CCJ aprova anteprojeto que equipara assassinato motivado por preconceito e de agentes públicos e jornalistas a homicídio qualificado por motivo torpe. Texto começa a tramitar agora como projeto na Câmara

A Comissão de Constituição e Justiça (CCJ) da Câmara aprovou hoje (4) proposta que aumenta a pena para os homicídios cometidos por preconceito de qualquer natureza. De acordo com o anteprojeto, que será transformado agora em projeto de lei, assassinatos provocados em razão da orientação religiosa, sexual ou condição física ou social da vítima, por exemplo, serão tipificados como homicídios qualificados por motivo torpe, com pena de 12 a 30 anos de reclusão. A proposta ainda eleva a pena mínima para os homicídios simples, de seis para oito anos de prisão. A pena máxima, nesses casos, é de 20 anos. O texto foi apresentado pelo deputado Alessandro Molon (PT-RJ).
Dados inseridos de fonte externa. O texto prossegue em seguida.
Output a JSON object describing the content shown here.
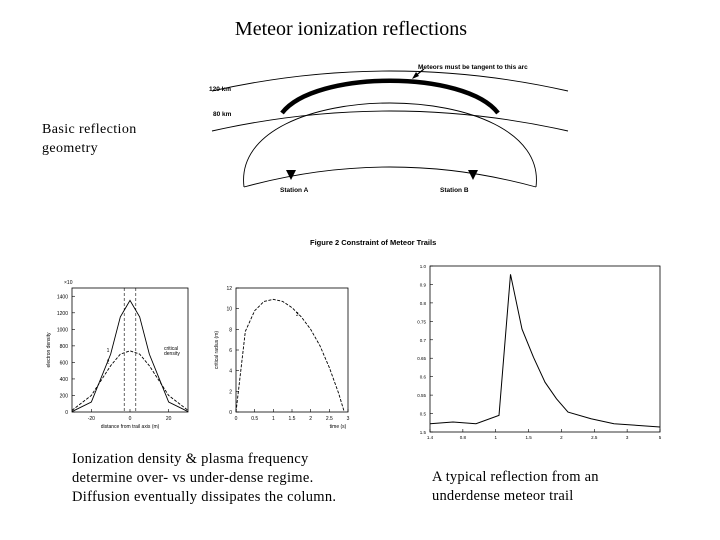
{
  "slide": {
    "title": "Meteor ionization reflections",
    "caption_geometry": [
      "Basic reflection",
      "geometry"
    ],
    "caption_density": [
      "Ionization density & plasma frequency",
      "determine over- vs under-dense regime.",
      "Diffusion eventually dissipates the column."
    ],
    "caption_reflection": [
      "A typical reflection from an",
      "underdense meteor trail"
    ]
  },
  "geometry_figure": {
    "label_120": "120 km",
    "label_80": "80 km",
    "arc_label": "Meteors must be tangent to this arc",
    "station_a": "Station A",
    "station_b": "Station B",
    "figure_caption": "Figure 2 Constraint of Meteor Trails"
  },
  "chart_data": [
    {
      "type": "line",
      "title": "",
      "ylabel": "electron density",
      "xlabel": "distance from trail axis (m)",
      "y_exponent_label": "×10",
      "yticks": [
        "1400",
        "1200",
        "1000",
        "800",
        "600",
        "400",
        "200",
        "0"
      ],
      "xticks": [
        "-20",
        "0",
        "20"
      ],
      "xlim": [
        -30,
        30
      ],
      "ylim": [
        0,
        1500
      ],
      "annotation": [
        "critical",
        "density"
      ],
      "series": [
        {
          "name": "1",
          "x": [
            -30,
            -20,
            -10,
            -5,
            0,
            5,
            10,
            20,
            30
          ],
          "values": [
            5,
            120,
            700,
            1150,
            1350,
            1150,
            700,
            120,
            5
          ]
        },
        {
          "name": "2",
          "x": [
            -30,
            -20,
            -10,
            -5,
            0,
            5,
            10,
            20,
            30
          ],
          "values": [
            20,
            200,
            560,
            700,
            740,
            700,
            560,
            200,
            20
          ]
        }
      ]
    },
    {
      "type": "line",
      "title": "",
      "ylabel": "critical radius (m)",
      "xlabel": "time (s)",
      "yticks": [
        "12",
        "10",
        "8",
        "6",
        "4",
        "2",
        "0"
      ],
      "xticks": [
        "0",
        "0.5",
        "1",
        "1.5",
        "2",
        "2.5",
        "3"
      ],
      "xlim": [
        0,
        3
      ],
      "ylim": [
        0,
        12
      ],
      "series": [
        {
          "name": "3",
          "x": [
            0,
            0.25,
            0.5,
            0.75,
            1,
            1.25,
            1.5,
            1.75,
            2,
            2.25,
            2.5,
            2.75,
            2.9
          ],
          "values": [
            0,
            7.8,
            9.8,
            10.7,
            10.9,
            10.7,
            10.1,
            9.2,
            8.0,
            6.4,
            4.3,
            1.8,
            0
          ]
        }
      ]
    },
    {
      "type": "line",
      "title": "",
      "yticks": [
        "1.0",
        "0.9",
        "0.8",
        "0.75",
        "0.7",
        "0.65",
        "0.6",
        "0.55",
        "0.5",
        "1.5"
      ],
      "xticks": [
        "1.4",
        "0.8",
        "1",
        "1.5",
        "2",
        "2.5",
        "3",
        "5"
      ],
      "series": [
        {
          "name": "reflection",
          "x": [
            0,
            0.1,
            0.2,
            0.3,
            0.35,
            0.4,
            0.45,
            0.5,
            0.55,
            0.6,
            0.7,
            0.8,
            0.9,
            1.0
          ],
          "values": [
            0.05,
            0.06,
            0.05,
            0.1,
            0.95,
            0.62,
            0.45,
            0.3,
            0.2,
            0.12,
            0.08,
            0.05,
            0.04,
            0.03
          ]
        }
      ]
    }
  ]
}
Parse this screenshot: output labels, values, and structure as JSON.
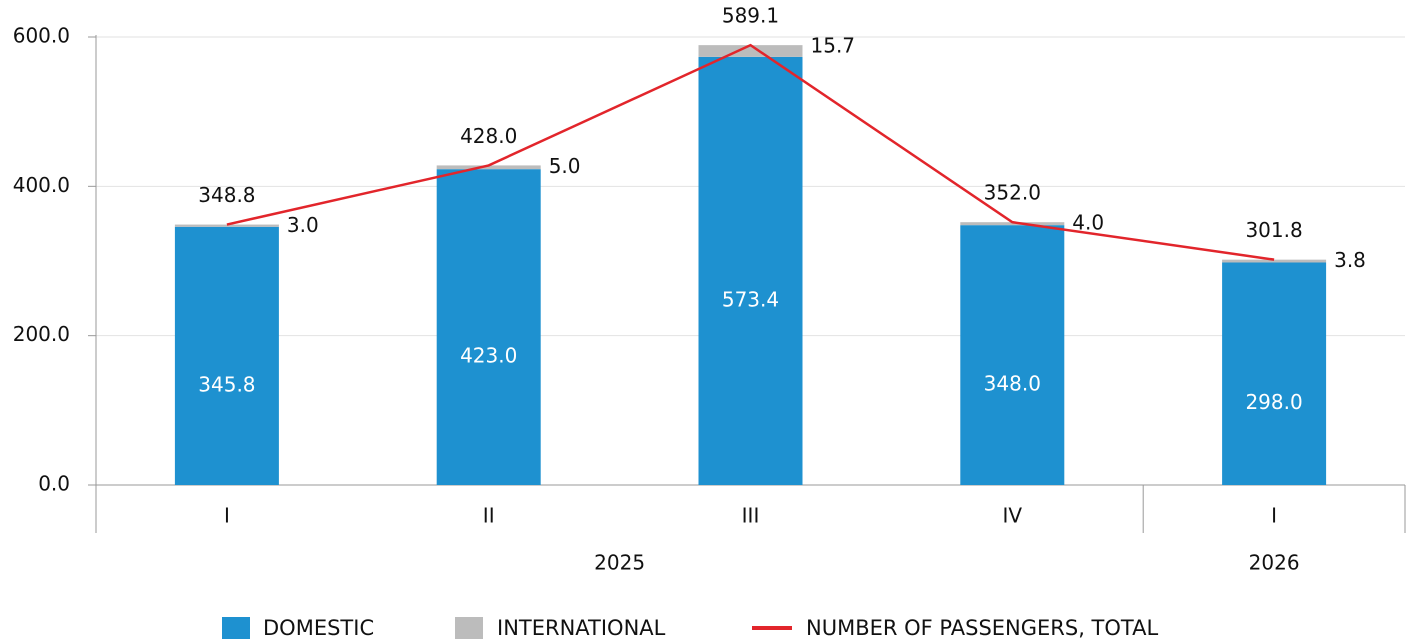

Além dos crimes motivados por preconceito, também passam a ser tratados como homicídio qualificado os cometidos contra agentes públicos que estiverem exercendo funções de prevenção, investigação, enfrentamento e julgamento de um crime ou de atos de improbidade administrativa.  Também será enquadrado como homicídio qualificado o assassinato de jornalistas em razão de denúncias feitas, testemunhas e ativistas de defesa dos direitos humanos.

Veja a íntegra do relatório e do anteprojeto

O anteprojeto ainda inclui no Código Penal o crime de infanticídio cometido pela mãe que teve bebê recentemente. Segundo o texto aprovado, quem auxiliar a mãe nesse tipo de crime responderá por homicídio comum. O texto é produto de discussões de uma subcomissão especial criada da própria CCJ. Agora, receberá um número da Mesa Diretora e começará a tramitar na Câmara. Terá de passar por uma série de comissões temáticas antes de seguir para o plenário.